帝都の政治状況
わたしが紅茶を飲んでいる横で、クラウディアとガイウスが盛んに何か話をしていた。ただ、エルフの言葉で喋っているようで、完全に意味不明。
やがて、ガイウスは、わたしの方を向き、
「つかぬことを聞きたいのだが…… あなたは世界の平安を望んでいるのか、それとも、戦乱か?」
「はあ? いきなり抽象的な質問ね。答えられないわ。一般論としては、自分の利益に適うのが平安なら平安を望むし、戦乱の方が儲かりそうなら戦乱を望むわよ。とりあえず、今は『お金』がすべての世の中だから、そういう世間の趨勢に合わせるだけよ。承服できない人もいるでしょうが、仕方ないでしょ」
「う~む、『お金』がすべてか…… 我々にはサッパリ分からないな」
ガイウスは不思議そうにわたしを見つめた。一般的に、エルフの知的水準はヒューマノイド中では最高レベルに位置付けられてるはずだけど、こういう利害打算の関係は理解しがたいらしい。
ガイウスは、「う~ん」首をひねりつつ、
「我々の目的は『すべてのエルフの母』を救出することだ。そのためなら幾ら払っても構わんと思うが」
「それじゃ、出せるだけ、出してもらおうかしら。でも、今すぐには無理でしょ。帝都が皇帝の後継者争いの戦場になれば、ドサクサに紛れてなんとかなるかもしれないけど」
「いやいや、残念だが、今はその前段階だな。戦争が始まるには、いまひとつ、燃料が足りないようなのだ」
ガイウスの話によれば、皇帝位の跡目をめぐって争いになるかと思ったら、意外にも、これまでのところ、表面上はなんの変化もない。{帝国宰相+ドラゴニア候}VS{ツンドラ候}を軸に、皇族や有力諸侯を巻き込んで動乱が発生することを期待していたのに、現実には、帝国宰相の一人負けに終わりつつあるとのこと。
「『一人負け』って、どういうこと?」
「これまで権勢をほしいままにしてきたから、みんなから相当に反感を買ってたんだろうな」
皇帝の死を契機に(公表されていないが、貴族の間では公然の秘密であり、住民の間でも噂になっている)、今まで冷遇されていた諸侯が反撃を始めた。すなわち、有力諸侯で皇族でもあるアート公、ウェストゲート公、サムストック公などが皇帝の葬儀を早期に行うよう迫り、そればかりか、味方と思っていたドラゴニア候は、病気を理由に領地に引きこもってしまった。このため帝国宰相は孤立無援。「皇帝の死」は「外戚の地位の消滅」を意味するため、公表して葬儀を行うわけにいかず、宰相は二進も三進もいかなくなっていた。

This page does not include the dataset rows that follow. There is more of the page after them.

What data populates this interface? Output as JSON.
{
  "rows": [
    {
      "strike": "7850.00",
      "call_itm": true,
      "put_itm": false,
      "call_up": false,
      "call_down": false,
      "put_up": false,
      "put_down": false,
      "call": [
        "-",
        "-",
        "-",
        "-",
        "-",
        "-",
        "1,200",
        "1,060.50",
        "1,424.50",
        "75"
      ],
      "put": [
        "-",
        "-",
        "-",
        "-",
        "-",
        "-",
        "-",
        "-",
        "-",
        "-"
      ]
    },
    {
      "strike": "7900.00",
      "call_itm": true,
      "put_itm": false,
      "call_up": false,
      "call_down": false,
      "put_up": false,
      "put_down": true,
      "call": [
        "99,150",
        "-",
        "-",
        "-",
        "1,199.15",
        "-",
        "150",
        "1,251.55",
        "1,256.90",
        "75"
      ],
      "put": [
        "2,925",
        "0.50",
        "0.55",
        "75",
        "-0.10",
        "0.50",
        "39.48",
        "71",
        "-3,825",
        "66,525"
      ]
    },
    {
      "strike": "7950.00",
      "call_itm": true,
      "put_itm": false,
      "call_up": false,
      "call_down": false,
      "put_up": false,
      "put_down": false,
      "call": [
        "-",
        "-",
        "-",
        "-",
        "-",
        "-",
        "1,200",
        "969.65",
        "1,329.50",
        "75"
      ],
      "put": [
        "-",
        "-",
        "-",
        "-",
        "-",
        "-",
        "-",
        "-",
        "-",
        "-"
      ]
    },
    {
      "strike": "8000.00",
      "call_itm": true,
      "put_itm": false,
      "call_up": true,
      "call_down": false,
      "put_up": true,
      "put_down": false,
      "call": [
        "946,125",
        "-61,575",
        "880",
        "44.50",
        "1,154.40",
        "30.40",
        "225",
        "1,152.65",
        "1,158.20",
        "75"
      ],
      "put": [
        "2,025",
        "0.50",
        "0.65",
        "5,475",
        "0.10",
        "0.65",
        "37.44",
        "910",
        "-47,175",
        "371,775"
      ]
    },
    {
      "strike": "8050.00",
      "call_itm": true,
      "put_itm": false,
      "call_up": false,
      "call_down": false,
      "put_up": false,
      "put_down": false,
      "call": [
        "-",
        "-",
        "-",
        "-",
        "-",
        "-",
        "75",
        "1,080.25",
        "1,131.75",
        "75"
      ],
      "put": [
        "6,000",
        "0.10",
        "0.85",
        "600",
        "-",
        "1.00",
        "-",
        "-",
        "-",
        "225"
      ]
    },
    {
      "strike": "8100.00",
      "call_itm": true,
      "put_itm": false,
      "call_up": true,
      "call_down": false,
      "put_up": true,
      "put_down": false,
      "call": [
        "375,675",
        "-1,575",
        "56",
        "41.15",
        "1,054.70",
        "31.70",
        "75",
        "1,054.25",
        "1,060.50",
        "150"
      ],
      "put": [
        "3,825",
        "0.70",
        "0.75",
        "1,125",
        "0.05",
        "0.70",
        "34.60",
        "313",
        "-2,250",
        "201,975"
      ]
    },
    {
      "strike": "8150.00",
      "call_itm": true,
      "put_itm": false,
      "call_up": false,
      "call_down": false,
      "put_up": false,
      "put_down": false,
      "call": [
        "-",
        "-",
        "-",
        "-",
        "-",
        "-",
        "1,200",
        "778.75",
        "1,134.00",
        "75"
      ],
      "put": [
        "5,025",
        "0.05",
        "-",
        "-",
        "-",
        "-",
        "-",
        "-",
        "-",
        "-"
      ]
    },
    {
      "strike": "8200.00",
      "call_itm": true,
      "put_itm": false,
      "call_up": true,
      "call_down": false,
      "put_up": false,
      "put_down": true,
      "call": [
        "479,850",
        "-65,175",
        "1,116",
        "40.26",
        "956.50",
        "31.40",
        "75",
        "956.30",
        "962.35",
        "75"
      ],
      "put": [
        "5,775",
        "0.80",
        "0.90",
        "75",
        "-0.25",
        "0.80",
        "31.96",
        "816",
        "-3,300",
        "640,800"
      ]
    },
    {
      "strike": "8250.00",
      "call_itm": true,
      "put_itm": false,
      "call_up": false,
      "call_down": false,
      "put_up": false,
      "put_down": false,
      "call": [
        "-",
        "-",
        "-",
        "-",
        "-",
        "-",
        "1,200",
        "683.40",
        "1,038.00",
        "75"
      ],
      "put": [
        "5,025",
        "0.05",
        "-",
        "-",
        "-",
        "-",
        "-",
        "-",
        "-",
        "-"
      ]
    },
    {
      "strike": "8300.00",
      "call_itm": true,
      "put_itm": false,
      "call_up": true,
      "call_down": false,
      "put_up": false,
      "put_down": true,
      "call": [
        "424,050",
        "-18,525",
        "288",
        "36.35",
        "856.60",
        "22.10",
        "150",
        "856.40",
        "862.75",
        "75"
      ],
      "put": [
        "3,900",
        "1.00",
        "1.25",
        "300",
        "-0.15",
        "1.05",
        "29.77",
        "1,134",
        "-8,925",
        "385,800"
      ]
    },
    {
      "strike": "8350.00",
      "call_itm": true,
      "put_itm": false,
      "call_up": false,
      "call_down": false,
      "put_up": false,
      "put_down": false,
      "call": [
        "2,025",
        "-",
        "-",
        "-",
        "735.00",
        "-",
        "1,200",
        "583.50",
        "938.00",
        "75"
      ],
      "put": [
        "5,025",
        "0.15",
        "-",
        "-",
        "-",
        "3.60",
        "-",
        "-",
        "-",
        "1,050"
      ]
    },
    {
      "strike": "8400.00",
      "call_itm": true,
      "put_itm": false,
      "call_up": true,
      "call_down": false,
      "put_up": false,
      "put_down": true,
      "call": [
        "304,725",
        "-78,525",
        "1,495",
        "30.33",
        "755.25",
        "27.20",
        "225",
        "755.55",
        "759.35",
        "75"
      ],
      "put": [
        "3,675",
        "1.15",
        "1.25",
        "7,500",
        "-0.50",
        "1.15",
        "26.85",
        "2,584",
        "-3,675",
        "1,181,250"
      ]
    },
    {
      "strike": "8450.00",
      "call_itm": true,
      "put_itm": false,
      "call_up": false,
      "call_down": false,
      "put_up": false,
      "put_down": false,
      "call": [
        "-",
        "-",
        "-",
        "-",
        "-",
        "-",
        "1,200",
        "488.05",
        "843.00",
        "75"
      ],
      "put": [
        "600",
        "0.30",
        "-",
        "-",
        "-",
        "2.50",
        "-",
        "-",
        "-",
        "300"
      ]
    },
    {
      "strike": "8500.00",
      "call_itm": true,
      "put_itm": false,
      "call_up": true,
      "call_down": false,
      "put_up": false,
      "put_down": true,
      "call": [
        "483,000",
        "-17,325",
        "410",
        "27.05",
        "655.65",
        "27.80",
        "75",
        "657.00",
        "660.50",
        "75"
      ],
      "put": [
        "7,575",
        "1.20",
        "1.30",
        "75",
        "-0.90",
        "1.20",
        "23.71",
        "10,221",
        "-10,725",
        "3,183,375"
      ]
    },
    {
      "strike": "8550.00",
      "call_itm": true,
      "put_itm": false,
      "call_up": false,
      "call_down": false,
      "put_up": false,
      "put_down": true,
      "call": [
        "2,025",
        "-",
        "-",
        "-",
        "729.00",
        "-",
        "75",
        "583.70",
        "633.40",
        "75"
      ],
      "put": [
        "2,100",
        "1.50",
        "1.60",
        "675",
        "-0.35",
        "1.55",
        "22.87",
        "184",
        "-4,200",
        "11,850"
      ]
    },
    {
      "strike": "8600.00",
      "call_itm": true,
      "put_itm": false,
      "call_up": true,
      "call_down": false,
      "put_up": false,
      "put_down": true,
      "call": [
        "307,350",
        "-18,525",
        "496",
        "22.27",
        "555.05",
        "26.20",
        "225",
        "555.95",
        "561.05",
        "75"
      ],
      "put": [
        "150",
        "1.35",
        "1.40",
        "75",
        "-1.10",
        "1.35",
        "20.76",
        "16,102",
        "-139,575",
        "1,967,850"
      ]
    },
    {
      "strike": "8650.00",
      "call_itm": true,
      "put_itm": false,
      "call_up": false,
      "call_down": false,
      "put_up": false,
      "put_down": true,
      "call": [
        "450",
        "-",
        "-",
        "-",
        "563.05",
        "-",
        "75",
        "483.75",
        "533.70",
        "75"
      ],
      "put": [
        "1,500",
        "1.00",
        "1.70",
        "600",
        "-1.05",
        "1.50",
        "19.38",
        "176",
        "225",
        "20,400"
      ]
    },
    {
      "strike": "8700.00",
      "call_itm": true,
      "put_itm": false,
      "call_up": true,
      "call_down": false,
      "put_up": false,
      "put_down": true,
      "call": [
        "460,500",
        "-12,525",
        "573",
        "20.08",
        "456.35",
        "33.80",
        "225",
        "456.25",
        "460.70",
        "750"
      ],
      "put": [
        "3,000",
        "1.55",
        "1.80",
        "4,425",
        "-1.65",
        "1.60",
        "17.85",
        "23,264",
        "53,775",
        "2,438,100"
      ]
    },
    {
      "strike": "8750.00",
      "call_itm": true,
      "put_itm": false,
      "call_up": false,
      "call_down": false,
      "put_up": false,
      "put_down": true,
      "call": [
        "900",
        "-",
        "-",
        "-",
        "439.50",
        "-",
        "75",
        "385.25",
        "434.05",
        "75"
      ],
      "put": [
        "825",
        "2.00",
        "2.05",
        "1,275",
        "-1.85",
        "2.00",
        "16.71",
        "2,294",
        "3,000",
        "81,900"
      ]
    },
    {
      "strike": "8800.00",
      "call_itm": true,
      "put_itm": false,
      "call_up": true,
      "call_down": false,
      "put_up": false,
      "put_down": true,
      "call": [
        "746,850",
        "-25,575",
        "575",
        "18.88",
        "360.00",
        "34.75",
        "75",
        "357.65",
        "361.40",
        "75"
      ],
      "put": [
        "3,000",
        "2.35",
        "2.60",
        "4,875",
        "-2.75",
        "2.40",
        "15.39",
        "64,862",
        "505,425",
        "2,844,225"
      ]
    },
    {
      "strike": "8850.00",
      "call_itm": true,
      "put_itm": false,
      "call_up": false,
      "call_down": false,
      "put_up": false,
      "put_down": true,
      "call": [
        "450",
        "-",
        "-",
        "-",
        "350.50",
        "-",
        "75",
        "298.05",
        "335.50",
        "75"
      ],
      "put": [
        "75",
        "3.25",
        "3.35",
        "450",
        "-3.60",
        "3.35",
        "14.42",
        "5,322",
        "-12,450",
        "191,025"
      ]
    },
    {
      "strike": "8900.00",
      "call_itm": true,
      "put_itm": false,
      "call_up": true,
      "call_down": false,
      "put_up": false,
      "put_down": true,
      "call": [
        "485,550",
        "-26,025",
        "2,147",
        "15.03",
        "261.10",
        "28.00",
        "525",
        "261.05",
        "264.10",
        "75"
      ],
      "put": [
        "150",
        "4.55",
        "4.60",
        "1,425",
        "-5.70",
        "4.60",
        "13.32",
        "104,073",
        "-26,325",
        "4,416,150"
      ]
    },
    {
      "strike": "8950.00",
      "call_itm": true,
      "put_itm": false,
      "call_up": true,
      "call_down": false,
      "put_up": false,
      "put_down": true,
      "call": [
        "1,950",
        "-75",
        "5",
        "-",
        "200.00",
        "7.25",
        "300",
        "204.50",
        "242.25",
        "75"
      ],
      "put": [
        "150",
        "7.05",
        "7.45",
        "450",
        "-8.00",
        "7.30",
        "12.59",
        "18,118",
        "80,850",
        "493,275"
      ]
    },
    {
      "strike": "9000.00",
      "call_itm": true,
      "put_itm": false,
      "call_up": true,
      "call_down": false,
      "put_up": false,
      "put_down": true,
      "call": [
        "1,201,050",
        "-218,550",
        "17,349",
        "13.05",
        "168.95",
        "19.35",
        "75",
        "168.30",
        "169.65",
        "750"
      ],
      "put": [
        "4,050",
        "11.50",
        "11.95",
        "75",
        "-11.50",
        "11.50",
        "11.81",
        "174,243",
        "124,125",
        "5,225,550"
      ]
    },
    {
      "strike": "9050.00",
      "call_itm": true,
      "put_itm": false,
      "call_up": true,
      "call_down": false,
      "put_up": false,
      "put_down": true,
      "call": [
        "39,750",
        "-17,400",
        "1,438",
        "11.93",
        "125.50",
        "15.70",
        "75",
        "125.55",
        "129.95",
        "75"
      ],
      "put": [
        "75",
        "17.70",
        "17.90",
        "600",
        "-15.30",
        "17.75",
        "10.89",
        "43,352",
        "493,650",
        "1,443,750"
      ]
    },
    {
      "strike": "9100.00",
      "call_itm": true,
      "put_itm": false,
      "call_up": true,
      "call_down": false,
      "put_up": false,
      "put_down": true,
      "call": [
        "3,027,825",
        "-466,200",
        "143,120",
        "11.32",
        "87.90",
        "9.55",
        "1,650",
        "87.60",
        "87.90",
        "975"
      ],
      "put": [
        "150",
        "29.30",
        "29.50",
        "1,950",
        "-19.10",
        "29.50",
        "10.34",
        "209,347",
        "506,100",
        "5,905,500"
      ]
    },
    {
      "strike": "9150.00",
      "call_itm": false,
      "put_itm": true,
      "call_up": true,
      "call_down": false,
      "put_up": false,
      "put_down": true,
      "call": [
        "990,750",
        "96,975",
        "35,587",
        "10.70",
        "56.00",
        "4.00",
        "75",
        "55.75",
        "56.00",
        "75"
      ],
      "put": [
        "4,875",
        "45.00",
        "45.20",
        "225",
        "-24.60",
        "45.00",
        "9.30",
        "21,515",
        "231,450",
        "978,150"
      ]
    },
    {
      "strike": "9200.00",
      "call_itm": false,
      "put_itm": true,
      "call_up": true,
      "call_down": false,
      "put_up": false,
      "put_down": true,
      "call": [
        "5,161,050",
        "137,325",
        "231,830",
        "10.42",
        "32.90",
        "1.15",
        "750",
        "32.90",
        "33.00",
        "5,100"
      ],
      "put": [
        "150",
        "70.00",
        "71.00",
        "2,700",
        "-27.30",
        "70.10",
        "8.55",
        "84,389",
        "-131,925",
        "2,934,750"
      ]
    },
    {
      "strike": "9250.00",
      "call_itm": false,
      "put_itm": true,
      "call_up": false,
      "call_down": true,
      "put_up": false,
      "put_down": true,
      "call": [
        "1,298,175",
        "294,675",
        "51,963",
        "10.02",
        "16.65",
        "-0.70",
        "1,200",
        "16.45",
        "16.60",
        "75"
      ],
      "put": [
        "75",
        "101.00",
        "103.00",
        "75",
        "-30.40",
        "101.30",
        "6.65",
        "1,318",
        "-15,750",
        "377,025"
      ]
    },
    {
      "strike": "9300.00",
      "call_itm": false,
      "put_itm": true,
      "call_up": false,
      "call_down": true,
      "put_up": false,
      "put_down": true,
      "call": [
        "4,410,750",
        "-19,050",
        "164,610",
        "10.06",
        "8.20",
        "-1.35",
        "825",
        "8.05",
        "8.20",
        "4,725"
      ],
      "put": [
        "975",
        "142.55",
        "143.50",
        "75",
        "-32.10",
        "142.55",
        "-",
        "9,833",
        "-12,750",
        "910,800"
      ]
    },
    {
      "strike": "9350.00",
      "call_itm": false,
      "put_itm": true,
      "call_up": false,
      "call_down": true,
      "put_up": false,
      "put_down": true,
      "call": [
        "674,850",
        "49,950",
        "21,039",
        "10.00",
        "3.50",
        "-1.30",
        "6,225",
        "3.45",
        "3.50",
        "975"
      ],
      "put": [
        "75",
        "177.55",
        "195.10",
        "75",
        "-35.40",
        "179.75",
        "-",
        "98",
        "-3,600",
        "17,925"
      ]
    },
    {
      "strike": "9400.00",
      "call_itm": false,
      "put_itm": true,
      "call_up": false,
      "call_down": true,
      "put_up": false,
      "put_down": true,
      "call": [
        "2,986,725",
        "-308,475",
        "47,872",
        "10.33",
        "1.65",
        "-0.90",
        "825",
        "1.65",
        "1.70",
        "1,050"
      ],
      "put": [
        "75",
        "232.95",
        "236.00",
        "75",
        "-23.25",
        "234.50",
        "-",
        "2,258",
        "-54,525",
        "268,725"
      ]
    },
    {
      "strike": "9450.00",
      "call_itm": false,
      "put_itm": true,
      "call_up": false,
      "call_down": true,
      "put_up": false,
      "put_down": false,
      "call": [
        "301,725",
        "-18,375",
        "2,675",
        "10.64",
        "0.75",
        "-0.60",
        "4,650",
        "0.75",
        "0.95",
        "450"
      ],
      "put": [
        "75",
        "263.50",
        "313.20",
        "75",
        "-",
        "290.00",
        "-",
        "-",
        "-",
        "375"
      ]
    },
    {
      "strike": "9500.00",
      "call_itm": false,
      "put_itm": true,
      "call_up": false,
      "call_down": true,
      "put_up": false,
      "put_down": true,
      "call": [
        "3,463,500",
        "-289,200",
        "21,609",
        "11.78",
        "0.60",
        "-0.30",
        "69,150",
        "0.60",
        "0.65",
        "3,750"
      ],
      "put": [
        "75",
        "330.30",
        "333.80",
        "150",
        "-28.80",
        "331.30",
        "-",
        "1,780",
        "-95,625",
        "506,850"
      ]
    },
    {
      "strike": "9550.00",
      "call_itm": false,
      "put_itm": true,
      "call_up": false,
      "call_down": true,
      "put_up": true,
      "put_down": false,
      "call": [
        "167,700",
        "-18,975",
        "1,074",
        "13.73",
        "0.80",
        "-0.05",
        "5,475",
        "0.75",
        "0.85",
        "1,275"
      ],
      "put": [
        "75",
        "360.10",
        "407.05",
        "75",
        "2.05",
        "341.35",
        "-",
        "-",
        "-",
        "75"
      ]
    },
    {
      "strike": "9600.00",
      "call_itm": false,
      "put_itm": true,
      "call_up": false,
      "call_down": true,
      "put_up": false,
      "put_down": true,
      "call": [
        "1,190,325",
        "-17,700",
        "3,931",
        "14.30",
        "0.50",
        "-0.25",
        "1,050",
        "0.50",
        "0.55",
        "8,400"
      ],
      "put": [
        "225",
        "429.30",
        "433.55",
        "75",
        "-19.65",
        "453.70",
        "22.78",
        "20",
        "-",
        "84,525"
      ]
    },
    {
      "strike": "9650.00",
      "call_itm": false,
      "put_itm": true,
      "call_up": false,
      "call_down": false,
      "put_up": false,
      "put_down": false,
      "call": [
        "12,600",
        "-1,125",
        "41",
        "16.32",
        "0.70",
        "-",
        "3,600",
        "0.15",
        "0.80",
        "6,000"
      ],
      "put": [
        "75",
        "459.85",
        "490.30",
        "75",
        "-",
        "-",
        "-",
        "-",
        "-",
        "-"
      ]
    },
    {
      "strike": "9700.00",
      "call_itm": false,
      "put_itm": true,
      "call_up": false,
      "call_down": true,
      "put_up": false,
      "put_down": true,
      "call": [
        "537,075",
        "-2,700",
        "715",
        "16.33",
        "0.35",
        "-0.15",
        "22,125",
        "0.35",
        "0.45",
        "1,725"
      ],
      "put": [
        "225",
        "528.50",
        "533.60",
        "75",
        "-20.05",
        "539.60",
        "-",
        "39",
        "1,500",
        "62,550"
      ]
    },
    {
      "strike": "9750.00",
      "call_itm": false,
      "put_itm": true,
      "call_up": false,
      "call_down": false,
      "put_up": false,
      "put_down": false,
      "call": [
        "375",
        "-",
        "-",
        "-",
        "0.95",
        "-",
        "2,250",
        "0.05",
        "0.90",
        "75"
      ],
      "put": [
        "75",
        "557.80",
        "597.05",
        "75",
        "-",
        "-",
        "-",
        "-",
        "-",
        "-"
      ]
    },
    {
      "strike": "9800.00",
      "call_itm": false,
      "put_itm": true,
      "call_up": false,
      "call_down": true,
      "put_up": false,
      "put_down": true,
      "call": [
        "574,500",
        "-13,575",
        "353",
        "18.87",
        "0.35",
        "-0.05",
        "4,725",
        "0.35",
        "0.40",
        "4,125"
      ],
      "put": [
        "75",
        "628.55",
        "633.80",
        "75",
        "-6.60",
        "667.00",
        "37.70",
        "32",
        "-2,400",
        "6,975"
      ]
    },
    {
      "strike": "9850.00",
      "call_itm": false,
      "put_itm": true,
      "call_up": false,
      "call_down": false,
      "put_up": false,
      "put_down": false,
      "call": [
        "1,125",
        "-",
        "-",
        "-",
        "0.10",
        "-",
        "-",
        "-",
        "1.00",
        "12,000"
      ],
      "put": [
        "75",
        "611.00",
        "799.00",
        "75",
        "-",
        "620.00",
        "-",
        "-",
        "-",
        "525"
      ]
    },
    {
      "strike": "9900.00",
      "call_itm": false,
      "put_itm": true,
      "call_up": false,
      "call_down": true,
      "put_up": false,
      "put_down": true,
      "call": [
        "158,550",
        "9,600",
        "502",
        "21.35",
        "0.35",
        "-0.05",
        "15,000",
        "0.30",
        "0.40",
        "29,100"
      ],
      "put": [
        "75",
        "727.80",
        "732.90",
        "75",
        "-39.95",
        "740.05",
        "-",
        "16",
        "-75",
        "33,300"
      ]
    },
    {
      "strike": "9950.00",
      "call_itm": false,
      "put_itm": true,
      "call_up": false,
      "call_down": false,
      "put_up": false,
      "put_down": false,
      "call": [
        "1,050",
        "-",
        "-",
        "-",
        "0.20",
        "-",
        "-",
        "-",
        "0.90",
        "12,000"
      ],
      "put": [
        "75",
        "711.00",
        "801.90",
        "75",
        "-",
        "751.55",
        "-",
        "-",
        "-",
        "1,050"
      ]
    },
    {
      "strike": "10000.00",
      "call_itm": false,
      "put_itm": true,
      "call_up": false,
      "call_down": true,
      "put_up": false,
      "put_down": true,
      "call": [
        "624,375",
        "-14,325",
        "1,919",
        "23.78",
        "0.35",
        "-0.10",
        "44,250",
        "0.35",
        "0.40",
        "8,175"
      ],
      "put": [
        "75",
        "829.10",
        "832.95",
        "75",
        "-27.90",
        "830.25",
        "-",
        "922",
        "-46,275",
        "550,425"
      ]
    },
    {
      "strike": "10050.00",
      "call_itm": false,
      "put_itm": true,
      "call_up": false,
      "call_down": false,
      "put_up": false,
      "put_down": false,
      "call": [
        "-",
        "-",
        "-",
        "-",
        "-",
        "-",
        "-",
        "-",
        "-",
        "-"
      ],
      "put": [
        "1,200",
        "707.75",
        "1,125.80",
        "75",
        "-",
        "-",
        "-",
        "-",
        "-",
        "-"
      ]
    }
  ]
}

「それじゃ、帝国宰相がクビになって一件落着? 当てが外れたかしら」
危険を冒して皇帝を暗殺しても、何も変わらないのでは意味がない。
しかしガイウスは苦笑しながら、
「いや、宰相が失脚すると、今度こそ本当に皇帝の後継者問題が持ち上がるだろう。後継者争いになれば、帝都での軍事衝突も現実味を帯びてくる。まあ、気長に待つさ」
エルフの寿命は長いだけあって、辛抱がいいようだ。